The boy for some while considered this. He considered, too, the enigmatic, just half-serious face of his father, the face that was at once the face of Michael and of Janicot. To accept things as they were, in this world which was now going to sleep as if the providing of food-stuffs and the fodder for people’s cattle were enough; and to have faith without reasoning over-logically about it: all these grown persons seemed enleagued to proffer him this stupid and unaspiring advice.

But Florian, at ten, had learned to humor the notions of his elders. So he said affably, if not quite without visible doubtfulness, “I see....”

EXPLICIT


It is gratifying to relate that, in a world wherein most moral lessons go to waste, young Florian duly honored the teaching of his dream. Therefore, as the boy grew toward maturity, he reduplicated in action all the crimes he had committed in fancy, and was appropriately grateful for his fore-knowledge that all would turn out well. But, when he had reached the thirty-sixth year of his living and the fourth chapter of this history, he then, at the conclusion of his talking with Marie-Claire Cazaio, decorously crossed himself, and he shrugged.

“Let sleeping ideals lie,” said Florian: “for over-high and over-earnest desires are inadvisable.”

Thereafter he rode, not into Acaire, but toward the Duardenez. He forded this river uneventfully; and four days later, at Storisende, was married, en cinquièmes noces, to Mademoiselle Louise de Nérac.

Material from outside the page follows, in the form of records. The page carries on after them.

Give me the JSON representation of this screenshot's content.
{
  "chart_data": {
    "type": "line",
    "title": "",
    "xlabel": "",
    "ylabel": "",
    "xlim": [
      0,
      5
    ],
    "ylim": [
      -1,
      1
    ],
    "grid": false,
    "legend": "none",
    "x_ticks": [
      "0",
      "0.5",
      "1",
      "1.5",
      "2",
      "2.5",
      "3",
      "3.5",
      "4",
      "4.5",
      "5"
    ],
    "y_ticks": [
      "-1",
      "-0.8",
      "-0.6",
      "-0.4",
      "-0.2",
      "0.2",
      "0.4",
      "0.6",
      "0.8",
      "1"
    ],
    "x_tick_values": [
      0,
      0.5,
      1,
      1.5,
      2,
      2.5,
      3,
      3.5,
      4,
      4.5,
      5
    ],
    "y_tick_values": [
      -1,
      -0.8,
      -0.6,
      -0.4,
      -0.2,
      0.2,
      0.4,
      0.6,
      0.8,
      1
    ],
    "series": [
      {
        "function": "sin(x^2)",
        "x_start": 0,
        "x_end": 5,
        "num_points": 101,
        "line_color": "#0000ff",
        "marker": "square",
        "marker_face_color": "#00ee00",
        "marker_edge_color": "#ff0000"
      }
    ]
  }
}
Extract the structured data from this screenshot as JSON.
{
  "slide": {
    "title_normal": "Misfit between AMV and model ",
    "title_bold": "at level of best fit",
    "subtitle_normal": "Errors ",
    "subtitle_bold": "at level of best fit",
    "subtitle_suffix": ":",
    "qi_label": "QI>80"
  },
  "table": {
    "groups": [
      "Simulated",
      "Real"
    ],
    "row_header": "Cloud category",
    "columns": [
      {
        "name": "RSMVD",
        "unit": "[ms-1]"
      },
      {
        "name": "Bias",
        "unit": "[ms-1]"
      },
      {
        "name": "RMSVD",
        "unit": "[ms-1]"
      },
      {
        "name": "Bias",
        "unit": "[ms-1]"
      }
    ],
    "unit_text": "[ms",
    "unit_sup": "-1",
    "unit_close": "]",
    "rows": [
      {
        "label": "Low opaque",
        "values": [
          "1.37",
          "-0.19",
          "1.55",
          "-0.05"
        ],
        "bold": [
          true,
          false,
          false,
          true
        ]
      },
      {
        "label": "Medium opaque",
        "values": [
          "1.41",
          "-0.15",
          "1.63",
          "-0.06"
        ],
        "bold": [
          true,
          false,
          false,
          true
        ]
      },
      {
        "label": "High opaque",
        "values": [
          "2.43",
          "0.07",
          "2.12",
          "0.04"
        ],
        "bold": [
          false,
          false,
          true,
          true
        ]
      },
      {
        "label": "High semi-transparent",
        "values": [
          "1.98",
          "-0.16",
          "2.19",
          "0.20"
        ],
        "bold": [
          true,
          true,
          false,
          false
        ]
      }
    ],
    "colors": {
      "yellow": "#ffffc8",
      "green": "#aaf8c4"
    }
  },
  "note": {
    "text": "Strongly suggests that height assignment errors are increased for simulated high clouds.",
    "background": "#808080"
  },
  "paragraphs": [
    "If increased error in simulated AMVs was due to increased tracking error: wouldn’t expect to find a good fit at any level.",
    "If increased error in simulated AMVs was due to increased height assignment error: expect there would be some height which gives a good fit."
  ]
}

It is likewise pleasant to know that this couple lived together in an amity sufficient to result in the begetting of three daughters, and to permit, when the fourth Duke of Puysange most piously and edifyingly quitted this life, in the November of 1736, the survival of his widow.... The moral of all which seems to be that no word of this book, after the fourth chapter, need anybody regard with any least seriousness, unless you chance to be one of those discomfortable folk who contend that a fact is something which actually, but only, happens. A truth—so these will tell you,—does not merely “happen,” because truth is unfortuitous and immortal. This rather sweeping statement ought to be denied—outright—by none who believe that immortals go about our world invisibly.